Посмотрим теперь на отобранные нами синонимы дождя по данным современных вышеназванных словарей русских говоров. Ниже приводятся две разные картины, которые встречаются в орловских и архангельских говорах. Фактически это две своеобразные классификации дождя, данные в значениях отдельных слов.
В орловской интерпретации дождь бывает такой:
сильный дождь – водопад, дожжевина;
мелкий моросящий дождь – ситник;
мелкий дождь с сильным встречным ветром – сечка;
затяжной дождь – обкладень;
кратковременный дождь – пугач;
наклонный дождь – косохлест;
дождь с громом – громовник;
грибной дождь – припарок;
дождь в конце июня – огуречник;
дождь во время сенокоса – сеночной.
Архангельские говоры несколько по-иному представляют это же атмосферное явление:
сильный дождь – заливень;
мелкий моросящий дождь – бусик;
затяжной дождь – дожжовье, обложник, окладник;
теплый дождь – парун;
теплый грибной дождь – обабочник;
мелкий продолжительный дождь во время сенокоса – погной.
Как видно, и представления о разных видах дождя здесь не совпадают, и названия для совпадающих разновидностей дождя в каждом случае свои. Ничего подобного нет в той картине, которую нам показывает современный литературный русский язык. Конечно же, указать на тот или иной тип дождя можно, добавляя соответствующие прилагательные (крупный, мелкий, обложной, проливной, тропический, частый, грибной и т.п.), глаголы (дождь может идти, моросить, накрапывать, лить, сеять, припускать и т.п.) или даже используя устоявшиеся фразеологические сочетания (льет как из ведра; льет, словно небо прорвало и др.). Но при этом важно, что в литературном языке отсутствуют отдельные существительные, именующие те понятия, которые представлены в говорах или диалектах.
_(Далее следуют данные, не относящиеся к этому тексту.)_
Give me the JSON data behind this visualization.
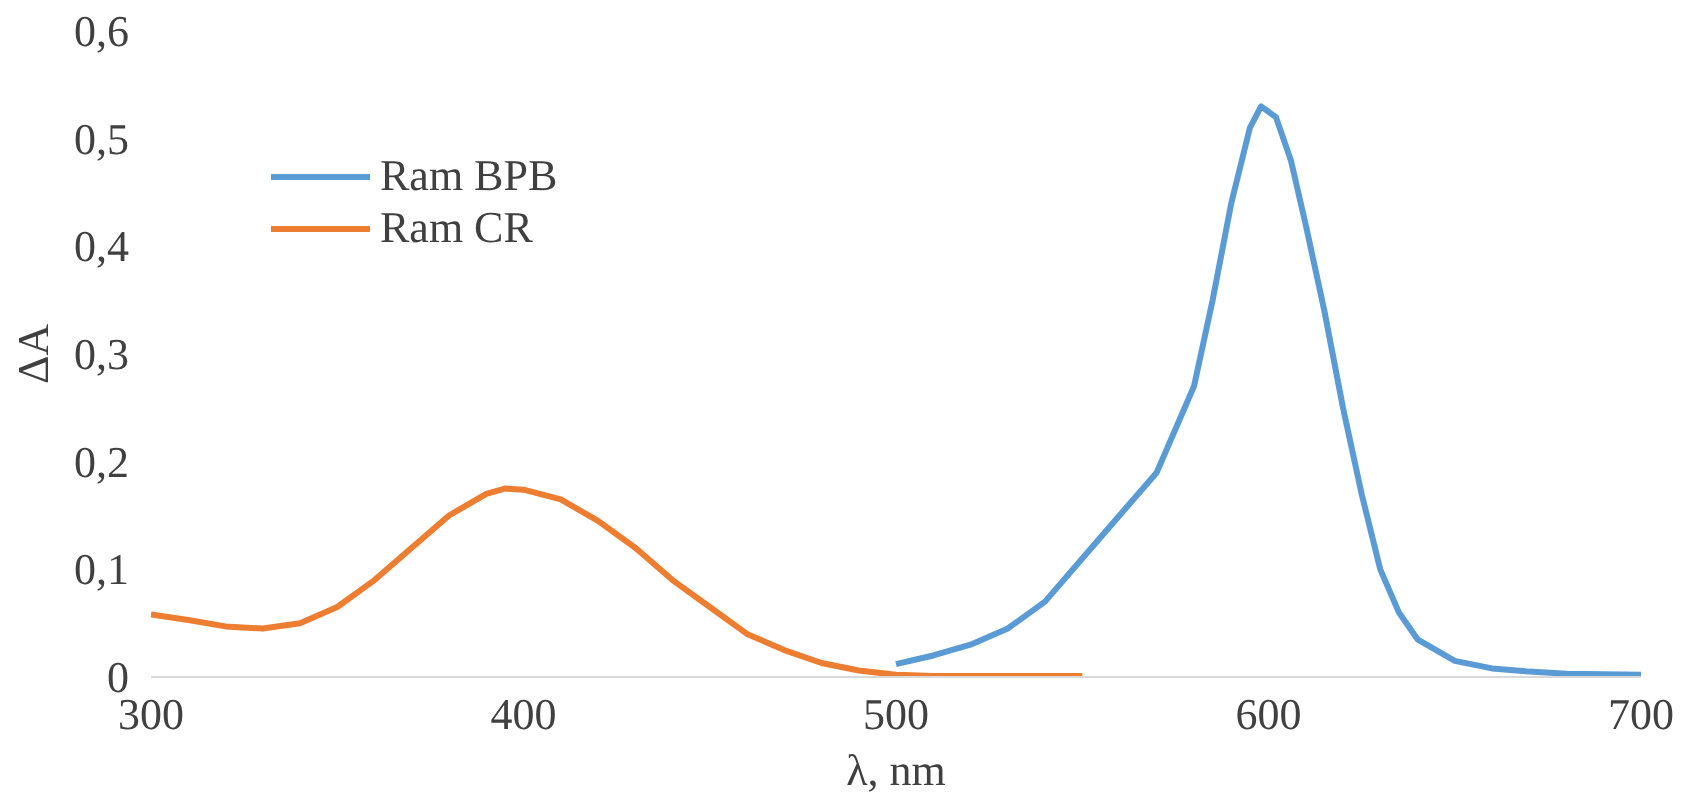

Это утверждение справедливо и для огромного числа других понятий и слов, их называющих. Так, ветер в орловских говорах бывает:
очень сильный – ветрило, ветродуй;
сильный с дождем и градом – валун;
встречный – противник;
попутный – поветер;
теплый летний – летник;
холодный осенний – осенник;
северный – северка;
восточный – астраханец.
Архангельские же говоры дают чуть более разнообразную картину для описания видов ветра:
очень сильный – ветренье;
сильный осенний – листодер;
встречный – противняк;
холодный – свежун;
ветер с моря – моряник;
ветер с берега – побережник;
северный – засиверка, сиверко;
северо-восточный – полуночник, заморозник;
южный – обеденник;
западный – западник.
Как видно, эти классификации ветра, данные в значениях слов вышеназванных говоров, не всегда последовательны и логичны (например, почему в первом случае есть свои названия для северного и восточного ветра, а для западного и южного нет), проведены на разных основаниях (учитывается то направление ветра, то его сила, то время года, в которое он наблюдается и т.п.), выделяют разное число видов ветра, причем в некоторых случаях есть и синонимы. Если же попытаться дать сводную картину по самым разным говорам русского языка, то она окажется еще более пестрой и многообразной. Помимо названных ранее видов ветра другие русские говоры (в дополнение к ним) выделяют:
сильный ветер – ветриво (донск.), ветрогон (краснодарск.), ветренье (онежск.), вихряк (свердл.);
легкий ветер – ветрик (смоленск.), ветрышек (олонецк.), наветерь (псковск., тверск.);
холодный пронизывающий ветер – сибиряк (астраханск.), стужай (владимирск.);
холодный зимний ветер – зимарь (новгородск.);
вихрь – кружень (владимирск.);
боковой ветер – колышень (сибирск.);
ветер с озера – озерик (беломорск.);
ветер, относящий лед от берега моря, - относ (каспийск.);
ветер с верховьев реки – верховик (иркутск., сибирск.);
ветер с низовьев реки – низовик (красноярск.), низовец (говоры Коми), низовка (иркутск., сибирск., донск.);
ветер, дующий параллельно берегу, - косыня (владимирск., волжск.);
утренний ветер – зарник (енисейск.);
ветер, приносящий дождевые тучи, - мокряк (новгородск., псковск.).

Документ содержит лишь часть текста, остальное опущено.